Finally, the choice of clustering algorithm can have a significant impact on the type and number of derived subgroups. Whilst the clustering algorithms in this study were not quantitatively compared, k-means clustering was selected for further analysis as it derived the most stable clusters.

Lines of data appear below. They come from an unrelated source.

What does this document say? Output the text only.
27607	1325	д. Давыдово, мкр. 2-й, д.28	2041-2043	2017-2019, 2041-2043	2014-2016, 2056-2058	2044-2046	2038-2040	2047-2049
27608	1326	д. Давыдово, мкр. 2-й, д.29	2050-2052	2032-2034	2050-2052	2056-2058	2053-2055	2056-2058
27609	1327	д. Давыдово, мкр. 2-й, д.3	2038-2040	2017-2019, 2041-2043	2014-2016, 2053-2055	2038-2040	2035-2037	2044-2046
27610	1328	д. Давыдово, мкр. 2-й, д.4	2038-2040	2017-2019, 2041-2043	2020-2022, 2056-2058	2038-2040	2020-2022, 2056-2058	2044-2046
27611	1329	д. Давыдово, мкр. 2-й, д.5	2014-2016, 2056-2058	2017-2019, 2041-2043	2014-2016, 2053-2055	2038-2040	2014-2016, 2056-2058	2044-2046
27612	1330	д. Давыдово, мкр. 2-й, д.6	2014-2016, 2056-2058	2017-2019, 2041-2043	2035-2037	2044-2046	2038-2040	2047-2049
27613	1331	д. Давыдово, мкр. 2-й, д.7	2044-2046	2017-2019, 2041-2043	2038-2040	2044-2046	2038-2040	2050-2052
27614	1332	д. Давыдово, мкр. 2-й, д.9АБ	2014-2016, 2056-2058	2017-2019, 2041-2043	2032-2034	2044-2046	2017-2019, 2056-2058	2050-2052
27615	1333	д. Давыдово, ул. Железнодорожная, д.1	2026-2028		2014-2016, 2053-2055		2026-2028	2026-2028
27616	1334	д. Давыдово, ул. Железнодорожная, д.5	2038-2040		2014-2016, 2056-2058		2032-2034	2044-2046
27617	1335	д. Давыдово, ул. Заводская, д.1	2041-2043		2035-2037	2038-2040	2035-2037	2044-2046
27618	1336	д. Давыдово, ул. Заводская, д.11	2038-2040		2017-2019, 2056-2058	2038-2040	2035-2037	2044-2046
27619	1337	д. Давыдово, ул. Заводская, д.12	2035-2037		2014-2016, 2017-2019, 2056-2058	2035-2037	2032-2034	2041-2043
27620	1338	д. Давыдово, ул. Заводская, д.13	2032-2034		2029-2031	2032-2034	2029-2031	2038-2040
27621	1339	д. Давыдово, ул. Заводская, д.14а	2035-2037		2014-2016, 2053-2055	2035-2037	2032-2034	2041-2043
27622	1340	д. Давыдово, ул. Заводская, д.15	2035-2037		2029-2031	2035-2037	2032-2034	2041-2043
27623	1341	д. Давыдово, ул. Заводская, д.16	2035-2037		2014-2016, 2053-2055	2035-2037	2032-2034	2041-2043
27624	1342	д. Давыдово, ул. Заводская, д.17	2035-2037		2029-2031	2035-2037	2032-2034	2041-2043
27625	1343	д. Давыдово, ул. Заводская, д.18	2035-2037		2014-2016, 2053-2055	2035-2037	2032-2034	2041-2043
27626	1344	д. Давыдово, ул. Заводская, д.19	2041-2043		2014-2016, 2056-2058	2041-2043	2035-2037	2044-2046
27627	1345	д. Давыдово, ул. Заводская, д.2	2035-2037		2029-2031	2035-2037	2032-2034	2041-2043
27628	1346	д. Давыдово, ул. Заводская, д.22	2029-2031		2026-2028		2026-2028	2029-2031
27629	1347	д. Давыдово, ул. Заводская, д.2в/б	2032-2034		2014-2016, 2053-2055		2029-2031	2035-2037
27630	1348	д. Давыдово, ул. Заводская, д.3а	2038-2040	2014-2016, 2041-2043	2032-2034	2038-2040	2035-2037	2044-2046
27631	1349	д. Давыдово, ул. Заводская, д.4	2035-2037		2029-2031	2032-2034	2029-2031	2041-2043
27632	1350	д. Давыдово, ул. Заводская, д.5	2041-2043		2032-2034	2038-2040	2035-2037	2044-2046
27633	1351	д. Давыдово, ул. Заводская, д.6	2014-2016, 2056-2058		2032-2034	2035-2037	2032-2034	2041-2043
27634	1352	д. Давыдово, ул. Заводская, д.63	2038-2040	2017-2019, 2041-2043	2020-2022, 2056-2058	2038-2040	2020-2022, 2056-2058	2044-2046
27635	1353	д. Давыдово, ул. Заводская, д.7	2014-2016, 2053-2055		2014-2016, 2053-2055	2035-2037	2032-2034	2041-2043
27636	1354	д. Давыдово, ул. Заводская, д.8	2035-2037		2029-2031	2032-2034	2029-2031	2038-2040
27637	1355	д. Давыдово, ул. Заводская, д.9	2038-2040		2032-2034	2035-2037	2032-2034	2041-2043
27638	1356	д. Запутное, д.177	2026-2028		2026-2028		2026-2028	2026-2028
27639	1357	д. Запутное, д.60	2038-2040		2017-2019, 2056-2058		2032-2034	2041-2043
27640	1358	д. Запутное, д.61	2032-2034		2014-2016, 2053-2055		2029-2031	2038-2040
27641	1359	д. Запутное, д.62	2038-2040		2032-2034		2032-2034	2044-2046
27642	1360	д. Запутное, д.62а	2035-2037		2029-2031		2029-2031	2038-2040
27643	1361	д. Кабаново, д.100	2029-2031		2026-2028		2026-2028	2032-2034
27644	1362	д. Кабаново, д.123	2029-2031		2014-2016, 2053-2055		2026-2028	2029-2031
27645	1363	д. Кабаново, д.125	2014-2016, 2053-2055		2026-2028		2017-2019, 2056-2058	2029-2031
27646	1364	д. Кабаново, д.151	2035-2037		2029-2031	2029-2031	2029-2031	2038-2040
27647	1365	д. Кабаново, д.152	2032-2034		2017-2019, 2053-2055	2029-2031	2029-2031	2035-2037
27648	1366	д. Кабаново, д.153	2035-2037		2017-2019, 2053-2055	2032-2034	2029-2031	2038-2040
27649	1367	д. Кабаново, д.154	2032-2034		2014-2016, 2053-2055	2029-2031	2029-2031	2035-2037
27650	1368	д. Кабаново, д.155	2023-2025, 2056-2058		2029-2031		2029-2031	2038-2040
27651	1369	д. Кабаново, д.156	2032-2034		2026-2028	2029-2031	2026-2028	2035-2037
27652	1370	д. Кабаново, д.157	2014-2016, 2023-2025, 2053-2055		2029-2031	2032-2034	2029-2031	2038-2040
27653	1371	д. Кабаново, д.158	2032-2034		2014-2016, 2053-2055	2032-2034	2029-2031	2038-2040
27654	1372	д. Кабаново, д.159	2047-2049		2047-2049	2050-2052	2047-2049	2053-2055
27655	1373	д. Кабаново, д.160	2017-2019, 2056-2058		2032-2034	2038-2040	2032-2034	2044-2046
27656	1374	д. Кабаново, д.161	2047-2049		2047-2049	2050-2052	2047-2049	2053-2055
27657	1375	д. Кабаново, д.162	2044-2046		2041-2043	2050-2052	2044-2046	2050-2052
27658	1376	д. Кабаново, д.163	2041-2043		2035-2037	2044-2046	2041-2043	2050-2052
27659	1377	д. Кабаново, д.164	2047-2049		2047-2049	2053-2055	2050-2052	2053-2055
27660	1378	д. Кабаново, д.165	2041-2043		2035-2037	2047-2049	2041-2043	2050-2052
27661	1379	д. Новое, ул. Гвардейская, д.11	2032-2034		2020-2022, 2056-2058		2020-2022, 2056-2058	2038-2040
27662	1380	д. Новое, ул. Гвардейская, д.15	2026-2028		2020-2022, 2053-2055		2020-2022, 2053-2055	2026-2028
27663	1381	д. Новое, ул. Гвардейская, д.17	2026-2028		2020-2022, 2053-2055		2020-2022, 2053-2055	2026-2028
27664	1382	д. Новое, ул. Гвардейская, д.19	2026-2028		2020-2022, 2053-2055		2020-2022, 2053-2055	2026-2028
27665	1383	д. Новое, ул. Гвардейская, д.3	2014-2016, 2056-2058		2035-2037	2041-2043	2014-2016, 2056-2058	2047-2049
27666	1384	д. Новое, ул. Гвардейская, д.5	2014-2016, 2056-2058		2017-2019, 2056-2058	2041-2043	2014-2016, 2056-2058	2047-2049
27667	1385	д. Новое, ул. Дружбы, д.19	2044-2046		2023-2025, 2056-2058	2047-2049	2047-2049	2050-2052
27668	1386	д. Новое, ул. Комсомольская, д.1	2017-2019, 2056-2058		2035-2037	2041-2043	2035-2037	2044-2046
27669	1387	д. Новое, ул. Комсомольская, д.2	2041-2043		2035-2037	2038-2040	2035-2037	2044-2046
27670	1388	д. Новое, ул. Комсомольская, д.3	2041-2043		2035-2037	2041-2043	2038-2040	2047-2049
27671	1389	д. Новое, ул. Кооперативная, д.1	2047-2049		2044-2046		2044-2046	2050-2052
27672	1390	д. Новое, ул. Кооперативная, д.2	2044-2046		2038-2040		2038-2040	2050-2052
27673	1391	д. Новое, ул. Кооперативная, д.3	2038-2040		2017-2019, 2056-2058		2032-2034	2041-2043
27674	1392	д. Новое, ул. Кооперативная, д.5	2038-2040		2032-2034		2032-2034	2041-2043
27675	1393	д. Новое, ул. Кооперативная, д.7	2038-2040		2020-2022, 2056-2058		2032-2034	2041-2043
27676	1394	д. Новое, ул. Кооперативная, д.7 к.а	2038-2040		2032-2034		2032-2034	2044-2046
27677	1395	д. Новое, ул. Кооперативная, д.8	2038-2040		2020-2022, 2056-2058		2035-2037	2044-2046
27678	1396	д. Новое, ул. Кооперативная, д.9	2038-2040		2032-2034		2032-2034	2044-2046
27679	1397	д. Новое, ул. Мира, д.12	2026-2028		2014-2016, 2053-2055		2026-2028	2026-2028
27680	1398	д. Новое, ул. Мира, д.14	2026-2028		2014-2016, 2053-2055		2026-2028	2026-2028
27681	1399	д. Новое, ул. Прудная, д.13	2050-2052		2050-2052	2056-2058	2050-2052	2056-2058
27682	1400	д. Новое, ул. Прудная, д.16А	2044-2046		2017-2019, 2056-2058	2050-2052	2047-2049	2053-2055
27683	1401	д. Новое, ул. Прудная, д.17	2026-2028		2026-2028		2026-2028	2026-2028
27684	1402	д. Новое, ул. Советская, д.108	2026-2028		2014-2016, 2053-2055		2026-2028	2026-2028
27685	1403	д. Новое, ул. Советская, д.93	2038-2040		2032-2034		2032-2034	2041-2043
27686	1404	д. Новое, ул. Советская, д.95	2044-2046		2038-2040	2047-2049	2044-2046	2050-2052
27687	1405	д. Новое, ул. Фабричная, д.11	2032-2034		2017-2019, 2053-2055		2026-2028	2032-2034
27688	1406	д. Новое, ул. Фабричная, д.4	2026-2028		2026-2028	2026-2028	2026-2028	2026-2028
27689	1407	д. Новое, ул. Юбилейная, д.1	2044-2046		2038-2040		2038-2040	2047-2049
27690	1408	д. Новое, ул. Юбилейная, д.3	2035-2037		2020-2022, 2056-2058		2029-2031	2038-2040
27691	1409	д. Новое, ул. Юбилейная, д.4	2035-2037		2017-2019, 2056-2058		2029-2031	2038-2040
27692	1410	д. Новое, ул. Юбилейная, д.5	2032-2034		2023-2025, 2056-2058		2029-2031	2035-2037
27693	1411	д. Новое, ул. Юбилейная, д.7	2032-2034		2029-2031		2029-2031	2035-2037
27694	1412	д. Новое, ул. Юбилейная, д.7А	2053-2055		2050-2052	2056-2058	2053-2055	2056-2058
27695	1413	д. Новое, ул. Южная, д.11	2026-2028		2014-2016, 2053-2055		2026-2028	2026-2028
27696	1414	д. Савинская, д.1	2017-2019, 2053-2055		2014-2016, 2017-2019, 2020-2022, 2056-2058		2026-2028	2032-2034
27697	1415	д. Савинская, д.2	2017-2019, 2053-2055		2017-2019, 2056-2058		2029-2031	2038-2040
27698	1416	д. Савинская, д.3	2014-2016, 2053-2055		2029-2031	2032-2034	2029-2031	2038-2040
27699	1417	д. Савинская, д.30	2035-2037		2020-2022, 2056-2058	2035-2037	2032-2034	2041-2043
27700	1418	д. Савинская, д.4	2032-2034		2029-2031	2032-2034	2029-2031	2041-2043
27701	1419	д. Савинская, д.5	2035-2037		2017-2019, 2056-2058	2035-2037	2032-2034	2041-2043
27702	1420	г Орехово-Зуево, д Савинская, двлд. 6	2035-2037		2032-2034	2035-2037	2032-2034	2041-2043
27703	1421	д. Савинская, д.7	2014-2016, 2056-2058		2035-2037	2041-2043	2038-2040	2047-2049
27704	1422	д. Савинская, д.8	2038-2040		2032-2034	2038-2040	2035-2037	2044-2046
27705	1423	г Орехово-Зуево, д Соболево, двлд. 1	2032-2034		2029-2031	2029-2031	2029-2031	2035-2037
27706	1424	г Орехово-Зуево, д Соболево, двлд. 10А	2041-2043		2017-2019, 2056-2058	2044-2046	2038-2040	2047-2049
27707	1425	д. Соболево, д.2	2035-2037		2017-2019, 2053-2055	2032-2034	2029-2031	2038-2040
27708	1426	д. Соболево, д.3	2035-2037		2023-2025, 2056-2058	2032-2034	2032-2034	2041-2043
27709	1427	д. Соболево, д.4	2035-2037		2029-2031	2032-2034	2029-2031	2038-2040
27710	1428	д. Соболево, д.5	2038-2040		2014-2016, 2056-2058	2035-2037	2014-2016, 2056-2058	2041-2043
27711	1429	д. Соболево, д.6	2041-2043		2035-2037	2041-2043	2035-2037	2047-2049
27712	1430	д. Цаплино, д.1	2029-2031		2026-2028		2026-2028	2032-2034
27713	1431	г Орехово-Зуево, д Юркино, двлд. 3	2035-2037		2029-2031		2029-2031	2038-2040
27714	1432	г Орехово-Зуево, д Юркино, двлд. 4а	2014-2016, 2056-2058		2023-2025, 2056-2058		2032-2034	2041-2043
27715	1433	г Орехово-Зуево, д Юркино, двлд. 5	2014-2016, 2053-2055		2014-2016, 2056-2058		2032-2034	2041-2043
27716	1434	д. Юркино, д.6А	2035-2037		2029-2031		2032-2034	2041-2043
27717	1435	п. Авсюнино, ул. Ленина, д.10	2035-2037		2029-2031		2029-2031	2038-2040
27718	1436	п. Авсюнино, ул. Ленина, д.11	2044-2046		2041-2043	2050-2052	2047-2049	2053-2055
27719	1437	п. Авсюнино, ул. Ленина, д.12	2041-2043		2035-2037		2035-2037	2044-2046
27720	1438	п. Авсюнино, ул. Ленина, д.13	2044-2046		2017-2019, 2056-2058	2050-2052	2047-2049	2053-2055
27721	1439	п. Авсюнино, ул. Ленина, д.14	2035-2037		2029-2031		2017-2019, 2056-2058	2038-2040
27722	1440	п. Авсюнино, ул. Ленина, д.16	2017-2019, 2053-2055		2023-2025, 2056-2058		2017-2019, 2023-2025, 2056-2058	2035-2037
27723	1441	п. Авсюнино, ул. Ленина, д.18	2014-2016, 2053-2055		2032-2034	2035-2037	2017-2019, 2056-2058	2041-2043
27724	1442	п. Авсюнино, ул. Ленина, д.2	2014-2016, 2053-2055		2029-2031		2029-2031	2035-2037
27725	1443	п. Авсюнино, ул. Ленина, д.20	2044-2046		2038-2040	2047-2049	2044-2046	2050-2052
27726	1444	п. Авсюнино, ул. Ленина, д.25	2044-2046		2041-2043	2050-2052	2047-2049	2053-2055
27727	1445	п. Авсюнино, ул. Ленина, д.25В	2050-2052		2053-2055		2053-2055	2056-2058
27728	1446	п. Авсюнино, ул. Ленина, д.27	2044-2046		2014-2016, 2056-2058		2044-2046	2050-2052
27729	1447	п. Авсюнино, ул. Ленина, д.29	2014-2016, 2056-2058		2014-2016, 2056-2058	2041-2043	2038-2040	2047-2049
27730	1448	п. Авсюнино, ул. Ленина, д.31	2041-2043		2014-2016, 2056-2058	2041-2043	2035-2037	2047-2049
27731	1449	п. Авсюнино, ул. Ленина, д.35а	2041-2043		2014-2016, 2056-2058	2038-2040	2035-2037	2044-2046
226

A limitation of the study is the relatively sparse patient characterisation, which predominantly comprised categorical variables and included minimal laboratory and echocardiographic data and, therefore, limited the reliability of the HFpEF diagnosis. Additionally, variables were selected according to clinical practice prior to clustering, which, while similar to previous studies, may limit the ability of the unsupervised machine learning algorithms to identify novel clusters. External validation was also not performed. Future studies should aim to perform externally validated cluster analyses on highly characterised, multimodal data, including deep clinical phenotyping, imaging, multi-omics and electronic health record data, at scale. The United Kingdom HFpEF Registry (UK HFpEF; NCT05441839 https://www.ukhfpef.org/) is a UK national initiative that aims to do just that. Other limitations are described earlier.

Conclusions

Through applying unsupervised machine learning techniques to routinely collected electronic health record data, this study identified phenogroups with distinct clinical characteristics and unique survival profiles.

Electronic supplementary material

Below is the link to the electronic supplementary material.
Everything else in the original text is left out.